Söylesene deli rüzgâr, kimsin sen? Bu hırs, bu girdap neden, yazmaktan sıkıldığında “Yekten bahanelere sığınarak, hoyratça savurup attığın, kağıtlar değil ruhumdu bil istedim” demek geliyor içinden, sonra derin bir nefes çekip bir kaç kelime kurtarmış olmanın zaferiyle “Neyse ki buruşturup yakmadı” diyerek yudumluyorsun çayını. Boş vermiş bir tavır yurt kuruyor çehrene, ruh yorgunluğu inan, bedenle zerre bağı yok.
Sahi o kim?
O’ diye başlayan her cümlen yarım, tarifine tekrar gerekiyor.
Ah deli rüzgâr, tekrarlanmış hangi tarif anlatabilirdi seni.

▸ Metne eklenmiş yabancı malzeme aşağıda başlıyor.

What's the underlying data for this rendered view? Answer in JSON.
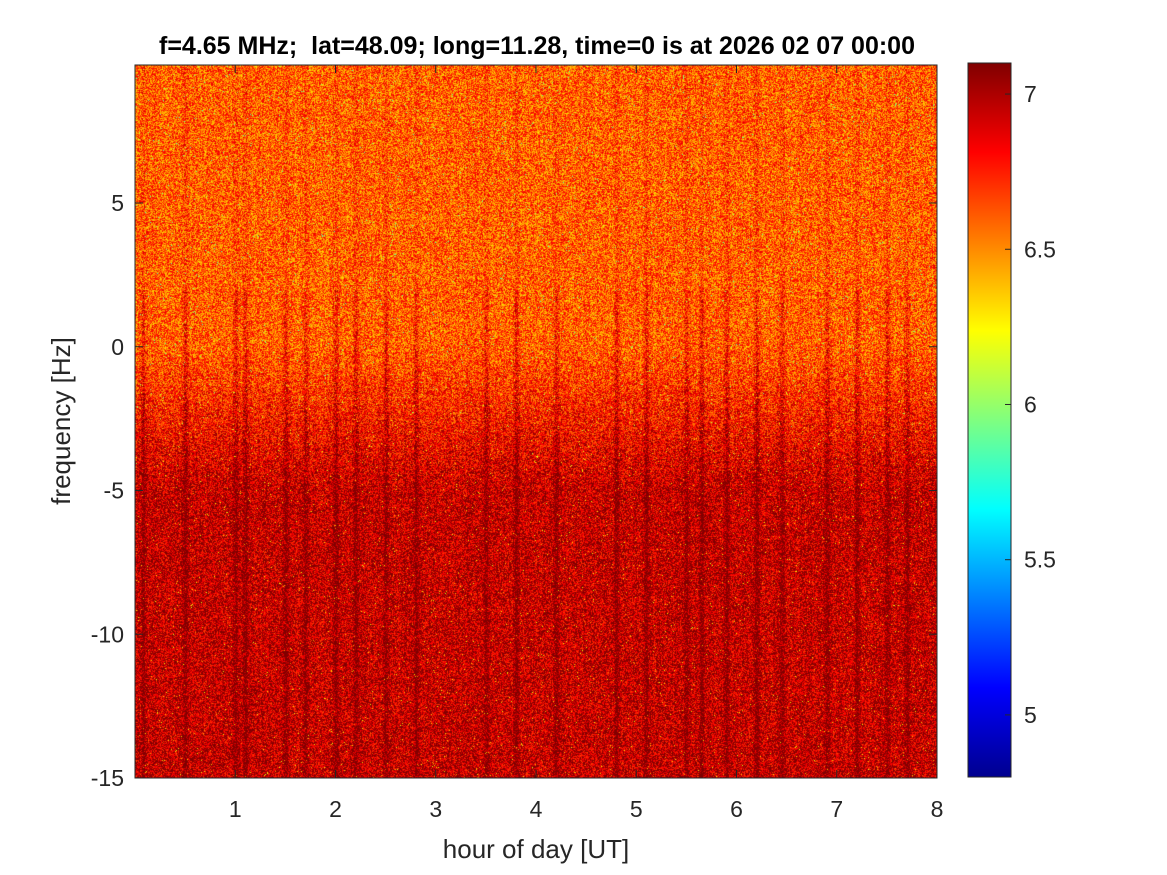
{
  "chart_data": {
    "type": "heatmap",
    "title": "f=4.65 MHz;  lat=48.09; long=11.28, time=0 is at 2026 02 07 00:00",
    "xlabel": "hour of day [UT]",
    "ylabel": "frequency [Hz]",
    "xlim": [
      0,
      8
    ],
    "ylim": [
      -15,
      9.8
    ],
    "x_ticks": [
      1,
      2,
      3,
      4,
      5,
      6,
      7,
      8
    ],
    "y_ticks": [
      -15,
      -10,
      -5,
      0,
      5
    ],
    "colorbar": {
      "colormap": "jet",
      "clim": [
        4.8,
        7.1
      ],
      "ticks": [
        5,
        5.5,
        6,
        6.5,
        7
      ]
    },
    "z_summary": {
      "background_mean": 6.75,
      "strong_region_y": [
        -15,
        -3
      ],
      "strong_region_value": 6.95,
      "weak_region_y": [
        0,
        9.8
      ],
      "weak_region_value": 6.6,
      "vertical_streak_hours": [
        0.08,
        0.5,
        1.0,
        1.1,
        1.5,
        1.7,
        2.0,
        2.2,
        2.5,
        2.8,
        3.5,
        3.8,
        4.2,
        4.8,
        5.1,
        5.5,
        5.65,
        5.9,
        6.2,
        6.45,
        6.9,
        7.2,
        7.5,
        7.7
      ]
    }
  }
}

Sayende, bazılarının izlemekten hoşlandığı o görkemli ufuk, aynı anda bir diğerinin kasırgası olabiliyor.
Zaman zaman mutsuz olabilirsin lakin umutsuz olamazsın çünkü hüzünlü olduğunda gökyüzüne bakan, kayboldum yönümü bulamıyorum dediğinde yolunu aydınlatan muhteşem bir rehbere sahipsin.
Şimdi diyorsun ki;
Ona dair kurulan her cümle noktasız kaldı. Yok, yokluğunda bile var.
Hayat denen yaşantının hangi demindesin.
Son mu?
Yoksa bir başlangıcın eşiğinde takılıp kalmanın endişesi mi. Korku ve kaygıya esir edilecek bir emanetin bırakıldığını sanıyorsan yanılıyorsun, tökezlediğin an kalkmayı da bilmelisin.
Karanlık çöktü bak, bugünde küstü güneş. Neyse ki yıldızlar var, hedefe ulaşmanın hayali kadar olmasa da, ışıtıyor yalnızlığını, sonra şöyle diyorsun nasılsa O var “Ol” diyen var, yalnız Ona ve kendine inan.